En harmonisant cette beauté dans la vie, vous protégerez la culture, la vraie. Car le savoir qui se met au service du meilleur offrant, qui finit par alimenter les divisions et justifier les abus de pouvoir, n’est pas de la culture. La culture — comme dit le mot — est ce qui cultive, qui fait grandir l’humain. Et devant tant de plaintes et la clameur qui nous entoure, nous n’avons pas besoin aujourd’hui de gens qui se défoulent en hurlant, mais de gens qui promeuvent une bonne culture. Nous avons besoin de paroles qui atteignent les esprits et mettent les cœurs dans de bonnes dispositions, non de hurlements comme un poing dans l’estomac. Ne nous contentons pas de suivre l’audience; ne suivons pas les petits théâtres de l’indignation qui cachent souvent de grands égoïsmes; consacrons-nous avec passion à l’éducation, c’est-à-dire à «tirer» le meilleur de chacun pour le bien de tous. Contre une pseudo-culture qui réduit l’homme à un déchet, la recherche à des intérêts et la science à une technique, affirmons ensemble une culture à mesure humaine, une recherche qui reconnaisse les mérites et récompense les sacrifices, une technique qui ne se plie pas à des buts commerciaux, un développement où tout ce qui est commode n’est pas licite.

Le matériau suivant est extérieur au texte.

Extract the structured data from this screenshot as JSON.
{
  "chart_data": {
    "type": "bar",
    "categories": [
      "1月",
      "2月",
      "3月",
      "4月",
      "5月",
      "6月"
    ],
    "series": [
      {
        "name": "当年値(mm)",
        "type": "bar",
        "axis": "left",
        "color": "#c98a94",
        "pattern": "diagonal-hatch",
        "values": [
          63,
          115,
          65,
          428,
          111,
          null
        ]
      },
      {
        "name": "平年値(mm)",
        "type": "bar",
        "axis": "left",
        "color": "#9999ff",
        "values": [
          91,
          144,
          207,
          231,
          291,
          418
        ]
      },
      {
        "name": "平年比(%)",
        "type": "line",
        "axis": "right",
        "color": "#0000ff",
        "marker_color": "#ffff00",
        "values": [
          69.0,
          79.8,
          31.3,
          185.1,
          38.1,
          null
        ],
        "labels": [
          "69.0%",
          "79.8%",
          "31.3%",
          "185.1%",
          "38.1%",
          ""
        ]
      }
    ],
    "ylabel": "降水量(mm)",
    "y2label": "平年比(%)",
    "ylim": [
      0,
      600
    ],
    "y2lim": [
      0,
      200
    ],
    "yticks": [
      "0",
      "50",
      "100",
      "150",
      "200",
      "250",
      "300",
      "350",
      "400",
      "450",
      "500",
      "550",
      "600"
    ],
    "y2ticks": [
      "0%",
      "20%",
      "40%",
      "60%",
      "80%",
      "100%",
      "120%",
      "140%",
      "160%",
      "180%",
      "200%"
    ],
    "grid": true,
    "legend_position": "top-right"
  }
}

2. Le droit à l’espérance. Beaucoup aujourd’hui vivent l’expérience de la solitude et de l’agitation, ressentent l’air étouffant de l’abandon. Il faut alors donner de l’espace à ce droit à l’espérance, qui est le droit à ne pas être envahi quotidiennement par la rhétorique de la peur et de la haine; le droit à ne pas être submergés par les phrases toute faites des populismes ou par l’inquiétant et lucratif déferlement de fausses nouvelles. C’est le droit à voir posée une limite raisonnable aux faits divers, pour que la véritable actualité, souvent passée sous silence, aie son mot à dire. C’est le droit pour vous les jeunes, à grandir libérés de la peur de l’avenir, à savoir que dans la vie il existe de belles réalités qui durent, et pour lesquelles il vaut la peine de prendre des risques. C’est le droit à croire que l’amour vrai n’est pas celui qui est «jetable» et que le travail n’est pas un mirage à atteindre, mais une promesse pour chacun, qui doit être tenue.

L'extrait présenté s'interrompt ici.